Weight: 3 to 6 pounds
Height: 15 – 23 cm
Color: white, black, tan and many other colors
Life span: 12 – 20 years
How a Chihuahua turns out depends mightily on the genetic temperament of his parents and grandparents. However, as with all dogs, socialization and training are very important. Like many small dogs, Chihuahuas are less likely than large dogs to be given obedience classes, socialization, or appropriate exercise and training. Frequent victims of "small dog syndrome" in which owners feel no need to provide the kind of training and socialization routinely provided for larger dogs, untrained Chihuahuas suffer the same predictable behavior problems as other untrained dogs regardless of the breed. However they thrive well when given appropriate socialization and training.

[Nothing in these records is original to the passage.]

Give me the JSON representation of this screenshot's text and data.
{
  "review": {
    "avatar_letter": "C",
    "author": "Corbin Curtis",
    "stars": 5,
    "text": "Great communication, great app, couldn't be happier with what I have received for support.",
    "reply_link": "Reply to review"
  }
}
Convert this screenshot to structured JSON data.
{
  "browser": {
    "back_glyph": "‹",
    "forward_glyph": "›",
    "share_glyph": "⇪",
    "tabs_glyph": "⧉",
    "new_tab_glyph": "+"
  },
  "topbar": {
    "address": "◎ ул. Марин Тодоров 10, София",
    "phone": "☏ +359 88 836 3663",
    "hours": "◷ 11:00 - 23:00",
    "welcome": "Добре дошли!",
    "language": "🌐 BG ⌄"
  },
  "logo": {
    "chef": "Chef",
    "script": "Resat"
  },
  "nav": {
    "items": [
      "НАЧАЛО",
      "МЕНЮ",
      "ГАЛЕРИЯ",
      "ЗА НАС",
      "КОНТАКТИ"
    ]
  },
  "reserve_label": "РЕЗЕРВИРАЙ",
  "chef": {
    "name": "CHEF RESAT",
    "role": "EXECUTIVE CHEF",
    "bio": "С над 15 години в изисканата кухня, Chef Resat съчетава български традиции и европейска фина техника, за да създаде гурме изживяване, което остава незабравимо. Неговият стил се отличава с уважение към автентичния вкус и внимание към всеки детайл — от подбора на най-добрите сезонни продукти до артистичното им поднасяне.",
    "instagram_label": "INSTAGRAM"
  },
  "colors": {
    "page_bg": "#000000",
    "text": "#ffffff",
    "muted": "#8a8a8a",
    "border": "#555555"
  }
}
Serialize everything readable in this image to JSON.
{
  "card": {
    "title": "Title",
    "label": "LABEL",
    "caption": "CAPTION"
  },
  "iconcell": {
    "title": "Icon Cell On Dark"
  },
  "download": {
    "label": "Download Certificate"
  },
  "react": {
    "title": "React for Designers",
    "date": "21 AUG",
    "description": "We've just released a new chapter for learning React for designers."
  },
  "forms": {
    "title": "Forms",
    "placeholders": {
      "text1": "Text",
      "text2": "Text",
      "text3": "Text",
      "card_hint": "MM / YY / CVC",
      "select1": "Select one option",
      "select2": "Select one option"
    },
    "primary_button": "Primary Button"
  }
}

This breed requires expert veterinary attention in areas such as birthing and dental care. Dental care is a must for these small dogs, whose jaw size makes for weaker teeth. Although daily brushing provides the best preventative measure, feeding a dental diet or using dental chews for dogs is an effective approach pet owners can take to help prevent and control accumulation of plaque and tartar to avoid consequences of severe periodontal disease. The best physical characteristics of dog food to contribute to cleaning a dog's teeth would be food that is large and dense, that way there is more time spent chewing which leads to the surface of the teeth being cleaned.
Chihuahuas, and other toy breeds, can be affected by hydrocephalus. Chihuahua puppies with hydrocephalus have an abnormally large head, are lethargic and do not grow at the same pace as their siblings. A true case of hydrocephalus can be diagnosed by a veterinarian, though the prognosis is grim.